Sopranos-fever never really waned, I guess. It seems like someone I know is always watching (or more likely, rewatching) the celebrated crime series. But the pandemic seems to have unleashed a fresh wave of passion for Tony’s exploits. Everyone’s baking sourdough and binging this show, according to my Instagram feed. Good thing it’s excellent, timeless TV.
Speaking of titles in the HBO catalogue that deserve some extra attention: if you didn’t catch Euphoria when it hit the airwaves last summer, now’s a glorious time to fall in love. The acting? On point. The soundtrack? Full of moody bangers. The eyeliner? Colorful and iconic. It’s a teen drama that’s fascinatingly of-our-time and timeless. Euphoria shut-down production on season two at the start of the coronavirus pandemic, meaning nobody knows when fresh episodes may eventually drop… Season one is all we’ve got for the time being, so it’s a great time to give it another whirl.

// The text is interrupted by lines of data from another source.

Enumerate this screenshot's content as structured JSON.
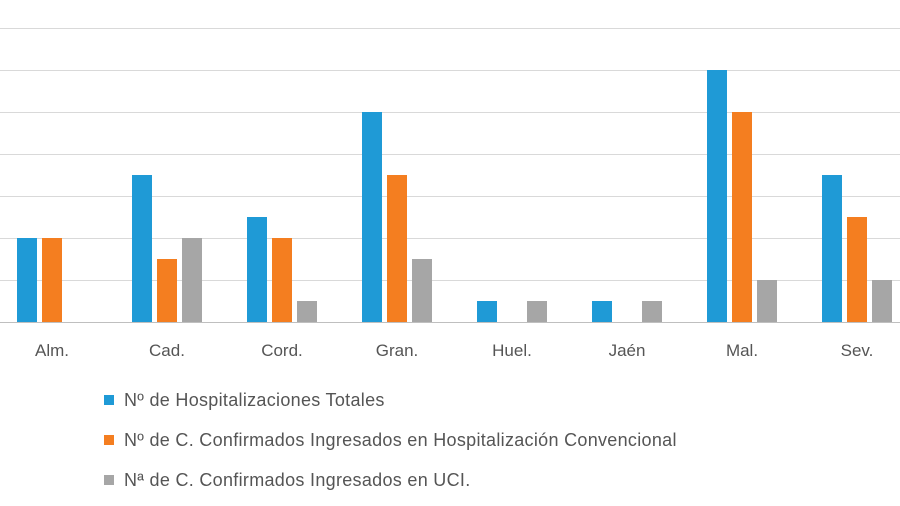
{
  "chart_data": {
    "type": "bar",
    "categories": [
      "Alm.",
      "Cad.",
      "Cord.",
      "Gran.",
      "Huel.",
      "Jaén",
      "Mal.",
      "Sev."
    ],
    "series": [
      {
        "name": "Nº de Hospitalizaciones Totales",
        "color": "#1F9AD6",
        "values": [
          4,
          7,
          5,
          10,
          1,
          1,
          12,
          7
        ]
      },
      {
        "name": "Nº de C. Confirmados Ingresados en Hospitalización Convencional",
        "color": "#F47E20",
        "values": [
          4,
          3,
          4,
          7,
          0,
          0,
          10,
          5
        ]
      },
      {
        "name": "Nª de C. Confirmados Ingresados en UCI.",
        "color": "#A6A6A6",
        "values": [
          0,
          4,
          1,
          3,
          1,
          1,
          2,
          2
        ]
      }
    ],
    "ylim": [
      0,
      14
    ],
    "y_gridline_step": 2,
    "grid": true,
    "legend_position": "bottom-left"
  }
}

Time for a TV analogy: Euphoria is to 2019 as The O.C. is to 2003. Pop culture was fascinated with Paris Hilton and Lindsay Lohan and their spray-tanned, midriff-baring ilk. People wore a lot of tweed and capri-length jeans. Embellished tank tops and Death Cab for Cutie were all the rage. And you still had to tune-in to FOX at 9pm on Tuesday (later Wednesday) nights to catch new episodes. Nearly two decades later, all that has changed: the entire series is now bingable on HBO Max.
In addition to beloved oldies and HBO titles, the streamer is home to a number of original series. This year, 31 originals are slated for HBO Max, and that number is supposed to grow to 50 series in 2021 (it’s unclear how coronavirus could impact those targets). One of the standouts to debut on the platform is the reality competition series Legendary, featuring a number of iconic ballroom Houses competing for a $100,000 cash prize. Notably, the show drew ire earlier this year when it announced The Good Place actress Jameela Jamil was attached to judge. Fortunately, she’ll be joined on the panel by some bonafide ballroom talent, like choreographer Leiomy Maldonado, known as the “Wonder Woman of Vogue.” After so much hype and criticism, we’re tuning in to see how Legendary goes down.
The Not-Too-Late Show With Elmo
For those upset that John Krasinski ended his feel-good talk show Some Good News and sold it to CBS, might we suggest another adorable option? The Not-Too-Late Show With Elmo marks everyone’s favorite red, furry monster’s first foray into semi-late night comedy, and the results are about as great as you’d imagine. In his inaugural episode, Elmo was joined by some serious stars, too. Lil Nas X stopped by to put a spin on that well-tread favorite, “Elmo’s Song.” Kacey Musgraves was on the show, as well, performing a joyful rendition of “Rubber Ducky.” We love to see it.